The burning bush10 Create in me a clean heart, O God,
and put a new and right spirit within me.
11 Do not cast me away from your presence,
and do not take your holy spirit from me.
12 Restore to me the joy of your salvation,
and sustain in me a willing spirit.
(Psa. 51.10-12 [12-14])

Psalm 51 is read in its entirety by the entire congregation during the Ash Wednesday service. I remember the first time I ever attended this service. Elizabeth and I were engaged and attending an Episcopal church outside of Wheaton, IL. It was a stressful time for both of us, but I was reduced to tears. I wasn’t feeling particularly sinful and I don’t think (and didn’t think at the time) that I was more degenerate than any other or than I had been in the past. It was a cumulative effect of the entire service. It was an incredibly cathartic and worshipful experience.

Those who know me will testify that I am quite the smart a$$. But not then and not there. Even 15 years later the liturgy still moves me, every Eucharist, every Good Friday, Easter Vigil, and Easter morning. Sure, I still find the juxtaposition of something like ash falling all over the nose of our most (self) revered woman in the congregation amusing and suppress a smile. (And I am still fearful every time I have to serve the wine that I am going to tip it all over someone.) But to worship God both in form and function, with freedom and with liturgy, is a great and humbling joy.

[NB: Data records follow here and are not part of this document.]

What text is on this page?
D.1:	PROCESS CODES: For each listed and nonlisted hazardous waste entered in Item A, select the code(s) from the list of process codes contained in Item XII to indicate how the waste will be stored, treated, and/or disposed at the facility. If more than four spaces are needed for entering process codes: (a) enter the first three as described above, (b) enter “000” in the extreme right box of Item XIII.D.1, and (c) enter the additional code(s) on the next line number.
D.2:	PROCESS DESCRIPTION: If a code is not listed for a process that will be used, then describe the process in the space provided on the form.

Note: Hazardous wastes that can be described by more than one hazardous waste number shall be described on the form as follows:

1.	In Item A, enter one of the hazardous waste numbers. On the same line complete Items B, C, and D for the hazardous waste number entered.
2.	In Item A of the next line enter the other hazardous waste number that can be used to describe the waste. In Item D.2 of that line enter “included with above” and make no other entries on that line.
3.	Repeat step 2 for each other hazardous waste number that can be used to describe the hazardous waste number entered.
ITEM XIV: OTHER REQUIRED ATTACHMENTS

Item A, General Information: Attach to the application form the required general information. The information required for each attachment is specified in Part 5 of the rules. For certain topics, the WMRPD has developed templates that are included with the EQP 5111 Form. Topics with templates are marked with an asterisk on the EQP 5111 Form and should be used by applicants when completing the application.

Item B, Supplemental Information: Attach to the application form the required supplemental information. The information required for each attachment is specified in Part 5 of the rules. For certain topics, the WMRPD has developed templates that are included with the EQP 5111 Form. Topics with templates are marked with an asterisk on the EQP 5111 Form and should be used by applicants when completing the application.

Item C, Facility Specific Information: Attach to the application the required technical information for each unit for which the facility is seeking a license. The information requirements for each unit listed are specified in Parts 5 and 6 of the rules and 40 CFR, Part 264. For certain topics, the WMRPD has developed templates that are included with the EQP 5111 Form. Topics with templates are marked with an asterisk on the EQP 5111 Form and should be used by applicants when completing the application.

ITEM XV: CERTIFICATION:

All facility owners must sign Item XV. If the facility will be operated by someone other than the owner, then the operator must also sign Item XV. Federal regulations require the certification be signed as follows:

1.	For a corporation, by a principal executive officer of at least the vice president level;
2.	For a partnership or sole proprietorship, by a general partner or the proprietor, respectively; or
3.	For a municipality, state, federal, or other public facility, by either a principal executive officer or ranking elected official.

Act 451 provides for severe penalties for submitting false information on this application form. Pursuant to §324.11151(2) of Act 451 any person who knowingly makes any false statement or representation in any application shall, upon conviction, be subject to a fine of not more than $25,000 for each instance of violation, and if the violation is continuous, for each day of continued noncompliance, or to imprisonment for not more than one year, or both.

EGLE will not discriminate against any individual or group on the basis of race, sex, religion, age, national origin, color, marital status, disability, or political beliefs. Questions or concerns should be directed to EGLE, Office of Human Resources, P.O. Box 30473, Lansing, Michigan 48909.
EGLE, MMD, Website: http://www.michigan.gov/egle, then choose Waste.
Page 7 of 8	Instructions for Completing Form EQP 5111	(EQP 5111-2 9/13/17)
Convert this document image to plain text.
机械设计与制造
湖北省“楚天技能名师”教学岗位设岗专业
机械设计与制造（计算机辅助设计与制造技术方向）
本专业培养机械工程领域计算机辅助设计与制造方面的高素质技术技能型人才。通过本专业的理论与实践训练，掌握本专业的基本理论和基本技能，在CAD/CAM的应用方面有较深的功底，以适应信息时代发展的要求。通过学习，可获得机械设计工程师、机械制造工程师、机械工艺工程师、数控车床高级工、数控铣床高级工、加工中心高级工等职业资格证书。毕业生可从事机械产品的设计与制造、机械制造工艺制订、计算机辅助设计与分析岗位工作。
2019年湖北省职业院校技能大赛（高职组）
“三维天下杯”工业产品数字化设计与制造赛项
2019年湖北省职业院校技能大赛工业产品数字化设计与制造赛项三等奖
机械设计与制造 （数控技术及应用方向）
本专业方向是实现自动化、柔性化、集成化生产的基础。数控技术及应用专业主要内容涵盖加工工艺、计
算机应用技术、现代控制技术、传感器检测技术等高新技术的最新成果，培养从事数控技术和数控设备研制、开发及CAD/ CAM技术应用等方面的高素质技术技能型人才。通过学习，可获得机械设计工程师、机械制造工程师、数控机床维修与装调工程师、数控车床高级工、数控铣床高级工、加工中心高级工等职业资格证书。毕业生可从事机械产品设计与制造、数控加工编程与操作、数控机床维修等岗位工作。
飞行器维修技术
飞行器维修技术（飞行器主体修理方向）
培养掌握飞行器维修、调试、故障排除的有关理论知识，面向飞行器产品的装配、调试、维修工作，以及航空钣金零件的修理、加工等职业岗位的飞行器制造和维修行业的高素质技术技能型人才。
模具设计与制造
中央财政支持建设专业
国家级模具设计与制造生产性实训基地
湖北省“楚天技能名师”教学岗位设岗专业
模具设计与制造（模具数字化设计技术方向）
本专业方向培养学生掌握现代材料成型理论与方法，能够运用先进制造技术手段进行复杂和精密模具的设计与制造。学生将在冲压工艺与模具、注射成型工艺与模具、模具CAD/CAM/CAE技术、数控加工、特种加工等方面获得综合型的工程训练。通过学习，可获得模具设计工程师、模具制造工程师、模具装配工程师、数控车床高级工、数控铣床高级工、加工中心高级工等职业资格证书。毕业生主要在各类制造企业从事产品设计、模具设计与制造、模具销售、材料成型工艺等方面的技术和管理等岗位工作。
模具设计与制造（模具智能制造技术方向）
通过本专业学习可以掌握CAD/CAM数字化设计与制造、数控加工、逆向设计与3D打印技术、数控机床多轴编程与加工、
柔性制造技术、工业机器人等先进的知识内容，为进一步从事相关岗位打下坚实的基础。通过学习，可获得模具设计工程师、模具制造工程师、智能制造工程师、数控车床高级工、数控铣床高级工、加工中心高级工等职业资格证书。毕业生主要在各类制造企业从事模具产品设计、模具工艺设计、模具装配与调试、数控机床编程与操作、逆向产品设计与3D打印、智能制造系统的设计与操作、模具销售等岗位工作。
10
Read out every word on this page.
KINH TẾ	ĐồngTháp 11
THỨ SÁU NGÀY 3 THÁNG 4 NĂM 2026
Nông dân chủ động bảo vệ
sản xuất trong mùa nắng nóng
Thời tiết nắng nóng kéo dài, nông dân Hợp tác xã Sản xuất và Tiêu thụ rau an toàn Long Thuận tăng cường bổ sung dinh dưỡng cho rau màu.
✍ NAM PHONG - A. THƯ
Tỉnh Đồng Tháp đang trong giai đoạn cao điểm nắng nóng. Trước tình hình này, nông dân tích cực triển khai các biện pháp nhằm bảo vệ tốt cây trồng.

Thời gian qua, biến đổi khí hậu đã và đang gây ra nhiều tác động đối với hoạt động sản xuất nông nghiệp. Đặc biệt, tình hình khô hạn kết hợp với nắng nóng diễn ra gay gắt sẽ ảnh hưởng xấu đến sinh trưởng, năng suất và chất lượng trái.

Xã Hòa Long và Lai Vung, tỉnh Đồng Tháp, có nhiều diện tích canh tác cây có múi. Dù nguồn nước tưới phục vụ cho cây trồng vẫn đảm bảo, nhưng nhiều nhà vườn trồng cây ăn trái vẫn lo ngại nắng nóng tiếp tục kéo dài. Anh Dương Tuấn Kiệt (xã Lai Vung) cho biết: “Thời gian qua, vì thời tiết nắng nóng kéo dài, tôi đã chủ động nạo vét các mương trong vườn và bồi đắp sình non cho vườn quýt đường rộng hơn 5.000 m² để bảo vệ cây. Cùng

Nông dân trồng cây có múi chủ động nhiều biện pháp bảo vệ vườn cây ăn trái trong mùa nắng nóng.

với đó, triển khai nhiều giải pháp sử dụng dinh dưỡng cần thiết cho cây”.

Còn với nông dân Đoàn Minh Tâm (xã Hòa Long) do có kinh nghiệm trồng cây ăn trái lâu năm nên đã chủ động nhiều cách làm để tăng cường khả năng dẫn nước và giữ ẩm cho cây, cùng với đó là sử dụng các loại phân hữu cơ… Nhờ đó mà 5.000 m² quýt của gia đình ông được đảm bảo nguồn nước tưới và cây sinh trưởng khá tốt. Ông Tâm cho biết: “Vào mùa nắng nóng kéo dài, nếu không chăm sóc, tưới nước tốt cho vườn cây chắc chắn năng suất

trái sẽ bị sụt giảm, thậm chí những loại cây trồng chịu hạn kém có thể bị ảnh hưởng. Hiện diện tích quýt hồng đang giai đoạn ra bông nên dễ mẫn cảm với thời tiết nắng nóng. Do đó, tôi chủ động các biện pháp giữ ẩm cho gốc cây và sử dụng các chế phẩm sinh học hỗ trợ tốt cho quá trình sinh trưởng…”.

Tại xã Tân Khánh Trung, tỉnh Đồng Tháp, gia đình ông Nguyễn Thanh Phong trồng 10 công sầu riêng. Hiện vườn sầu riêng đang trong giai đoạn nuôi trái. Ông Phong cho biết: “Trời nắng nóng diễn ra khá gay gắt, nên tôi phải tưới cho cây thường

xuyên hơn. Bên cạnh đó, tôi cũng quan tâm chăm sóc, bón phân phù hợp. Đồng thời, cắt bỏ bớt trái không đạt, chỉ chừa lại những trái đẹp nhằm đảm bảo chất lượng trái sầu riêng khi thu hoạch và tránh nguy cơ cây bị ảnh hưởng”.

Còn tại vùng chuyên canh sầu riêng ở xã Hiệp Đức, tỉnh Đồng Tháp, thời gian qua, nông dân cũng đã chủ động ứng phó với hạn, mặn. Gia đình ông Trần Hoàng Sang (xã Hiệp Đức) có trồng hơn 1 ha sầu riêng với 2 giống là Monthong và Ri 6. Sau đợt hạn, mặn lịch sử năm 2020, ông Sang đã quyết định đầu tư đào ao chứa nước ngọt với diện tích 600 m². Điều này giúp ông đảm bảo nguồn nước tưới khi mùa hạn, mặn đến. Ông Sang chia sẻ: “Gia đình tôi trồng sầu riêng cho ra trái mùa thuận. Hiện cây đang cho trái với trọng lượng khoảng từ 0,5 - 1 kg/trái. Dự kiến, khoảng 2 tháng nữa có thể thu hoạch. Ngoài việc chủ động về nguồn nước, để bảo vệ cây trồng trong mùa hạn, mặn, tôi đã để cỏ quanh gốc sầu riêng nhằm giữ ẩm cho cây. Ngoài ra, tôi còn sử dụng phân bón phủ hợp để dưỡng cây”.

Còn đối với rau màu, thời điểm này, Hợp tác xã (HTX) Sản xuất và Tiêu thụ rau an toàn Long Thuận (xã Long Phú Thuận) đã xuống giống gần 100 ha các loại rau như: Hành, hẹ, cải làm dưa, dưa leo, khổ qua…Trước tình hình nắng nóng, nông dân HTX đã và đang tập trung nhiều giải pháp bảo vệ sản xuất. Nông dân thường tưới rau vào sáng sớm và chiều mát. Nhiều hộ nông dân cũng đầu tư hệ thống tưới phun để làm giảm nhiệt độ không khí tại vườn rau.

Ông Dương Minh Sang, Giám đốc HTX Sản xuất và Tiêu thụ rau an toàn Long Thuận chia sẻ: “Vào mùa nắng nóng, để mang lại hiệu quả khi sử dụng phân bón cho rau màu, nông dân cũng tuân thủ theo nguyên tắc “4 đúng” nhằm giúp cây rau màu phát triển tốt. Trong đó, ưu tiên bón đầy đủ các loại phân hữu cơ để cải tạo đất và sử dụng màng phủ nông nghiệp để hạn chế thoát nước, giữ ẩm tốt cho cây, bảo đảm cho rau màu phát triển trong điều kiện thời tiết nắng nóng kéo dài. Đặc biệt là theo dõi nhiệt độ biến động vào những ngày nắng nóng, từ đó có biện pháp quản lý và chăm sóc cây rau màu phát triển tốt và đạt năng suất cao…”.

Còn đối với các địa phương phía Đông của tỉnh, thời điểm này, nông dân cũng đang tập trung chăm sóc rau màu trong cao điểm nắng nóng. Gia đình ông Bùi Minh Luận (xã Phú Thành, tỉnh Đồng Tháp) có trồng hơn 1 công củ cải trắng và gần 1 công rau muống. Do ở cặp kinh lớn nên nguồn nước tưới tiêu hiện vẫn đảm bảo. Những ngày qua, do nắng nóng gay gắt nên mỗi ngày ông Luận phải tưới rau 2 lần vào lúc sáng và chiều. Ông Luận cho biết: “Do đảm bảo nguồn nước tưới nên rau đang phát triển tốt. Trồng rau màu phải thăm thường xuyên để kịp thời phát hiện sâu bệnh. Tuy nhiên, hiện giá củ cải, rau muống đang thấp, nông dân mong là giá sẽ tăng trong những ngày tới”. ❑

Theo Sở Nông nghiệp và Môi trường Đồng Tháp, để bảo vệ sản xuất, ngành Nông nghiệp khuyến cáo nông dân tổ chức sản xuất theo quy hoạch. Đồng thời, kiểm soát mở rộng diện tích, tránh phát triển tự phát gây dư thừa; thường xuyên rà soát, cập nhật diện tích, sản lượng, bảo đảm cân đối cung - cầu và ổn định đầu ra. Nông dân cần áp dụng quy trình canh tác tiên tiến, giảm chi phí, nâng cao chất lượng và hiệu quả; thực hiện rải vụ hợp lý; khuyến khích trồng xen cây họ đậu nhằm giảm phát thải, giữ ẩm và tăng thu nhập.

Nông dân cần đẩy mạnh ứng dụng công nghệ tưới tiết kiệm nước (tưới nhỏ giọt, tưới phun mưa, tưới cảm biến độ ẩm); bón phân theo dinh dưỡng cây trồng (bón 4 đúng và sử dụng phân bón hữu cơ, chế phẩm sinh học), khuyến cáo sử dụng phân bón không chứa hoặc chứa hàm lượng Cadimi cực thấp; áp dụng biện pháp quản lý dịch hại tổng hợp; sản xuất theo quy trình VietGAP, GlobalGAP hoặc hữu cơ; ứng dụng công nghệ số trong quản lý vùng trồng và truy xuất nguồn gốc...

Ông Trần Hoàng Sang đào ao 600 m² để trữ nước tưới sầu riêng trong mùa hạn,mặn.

All if this is by way of preamble to say that the first time we read Ps. 51 aloud during the Ash Wednesday service I realized I knew at least 3 worship songs we used to sing in IV from verses 10-12 alone. I chose to begin this series of devotionals with Ps 51 because it encapsulates so well our prayer of penitence. (And as Indiana Jones knew well, “a penitent man kneels before God.” It applies to woman as well, of course.) A cry to God to forgive us and cleanse us of our sins and to then recreate us so that we may serve him by serving others.

Through the course of these three verses the psalmist moves from entreating God to purify him to asking for the power to remain in a right frame of mind and soul. Often times I leave a service convicted and convinced that there are very real and practical changes to which God is calling me and yet the energy and enthusiasm will wain over time. That is the challenge and promise of Lent to me. It is a set period of time wherein I ought, with God’s help, to be able to remain focused and committed to my lenten vows.

In Alcoholics Anonymous they emphasize that the journey to sobriety is “day by day” If we try and say, “today I will stop doing [whatever] for the rest of my life,” we can be overwhelmed by the prospect before us. The vista is huge and far reaching, how am I ever going to make it? Yet if we say, “I am not going to do that today,” we find that it is manageable. One day at a time, step by step, one prayer at a time.

The fact that the Hebrew root for the phrase “restore to me” is *שוב, the same as that for repentance is a reminder that this is a process of repentance, of turning from our prior path of our own design to the path God has established for us. But the road can seem long and daunting if we try and consider it all at a single glance. Instead let us pray with the psalmist that God might regularly remind us of the joy of his salvation and sustain in us a spirit willing to follow his Way.